FRAXA-funded research published in the Journal of Intellectual Disability Research highlights an overlooked but clinically important feature of Fragile X syndrome: how the condition affects the way kids walk and use their muscles.
We often think of Fragile X syndrome (FXS) as a brain-based disorder, affecting learning, behavior, and social interaction. But research supported by FRAXA Research Foundation is painting a broader picture that includes the body’s motor system, too.
In a recent paper published in the Journal of Intellectual Disability Research, researchers from the University of Padua show that children with Fragile X display a distinct shift in how their muscles are used during walking. Instead of relying on slow-twitch muscle fibers, which are built for endurance and stability, these children recruit fast-twitch fibers more heavily. The study, titled Children With Fragile X Syndrome Display a Switch Towards Fast Fibres in Their Recruitment Strategy During Gait, suggests this muscle pattern may contribute to the fatigue and exercise intolerance commonly seen in individuals with FXS.
This work was made possible through FRAXA’s support of the grant Developmental Motor Phenotype in Fragile X Syndrome: Assessment of Motor Control through Innovative Gait Analysis and Definition of New Biomarkers, awarded to a multidisciplinary team at the University of Padua. The project was led by Dr. Alessandra Murgia and Dr. Zimi Sawacha, with contributions from FRAXA Fellows Fabiola Spolaor and Annamaria Guiotto.

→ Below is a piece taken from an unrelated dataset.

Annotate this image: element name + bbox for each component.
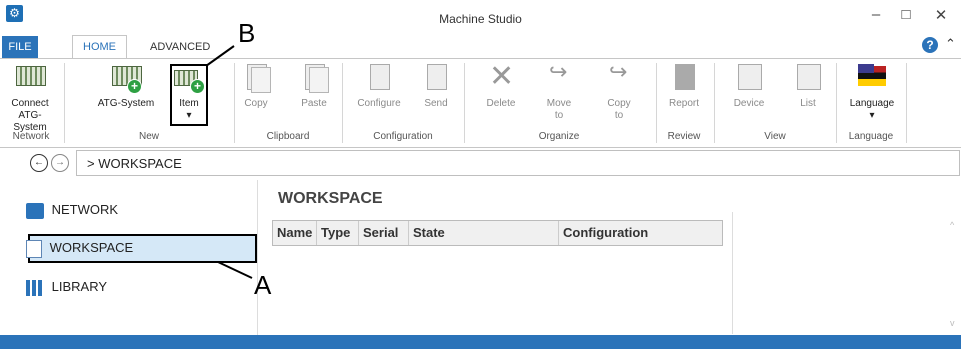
callout-label-a: A	[254, 270, 272, 300]
callout-label-b: B	[238, 18, 256, 48]
callout-lines	[205, 45, 253, 279]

Muscle Recruitment in Fragile X: Fast Twitch vs. Slow Twitch
Using surface electromyography (sEMG) and advanced wavelet analysis, the team examined muscle activation patterns in over 50 children with Fragile X. Their goal was to understand whether the altered gait seen in these children could be linked to specific differences in muscle fiber use.
The results were clear: children with FXS, including those with full mutation and mosaic forms, showed a significant preference for recruiting fast-twitch muscle fibers—those that tire more quickly and are typically used for short bursts of movement rather than sustained activity. In contrast, typically developing children relied more on slow-twitch fibers, which support balance and endurance.
This altered recruitment strategy could help explain many of the motor symptoms observed in Fragile X: unsteady gait, coordination difficulties, and high levels of physical fatigue.
“Fragile X is a whole-body condition. The brain and body are deeply connected, and treating one without understanding the other limits our ability to help.”
Michael Tranfaglia, MD
Medical Director & Co-Founder
FRAXA Research Foundation
Implications for Treating Fragile X Syndrome in Clinical Trials
Beyond helping us understand motor impairments in Fragile X syndrome, this study also opens the door to practical clinical applications. Because muscle activity patterns can be measured non-invasively, this method could eventually serve as a biomarker for assessing treatment effects in clinical trials.
This is exactly the kind of outcome measure that could make future Fragile X drug trials more effective and informative, especially as more therapies begin targeting the broader symptoms of the condition.
Importantly, these findings also challenge the narrow view of Fragile X as “just” a cognitive or behavioral disorder. Motor control is a core part of daily life, and difficulties in this area can have ripple effects across learning, independence, and overall well-being.
In Memory of a Scientific Leader
This publication is dedicated to the memory of Dr. Alessandra Murgia, a longtime champion of Fragile X research and the principal investigator on this project, who passed away in December of 2024. Dr. Murgia’s expertise in medical genetics and pediatrics helped launch this innovative study, and her vision continues to guide the team’s work.
“This paper is a tribute to her dedication, and to the children and families who inspire this research,” says co-lead investigator Dr. Zimi Sawacha.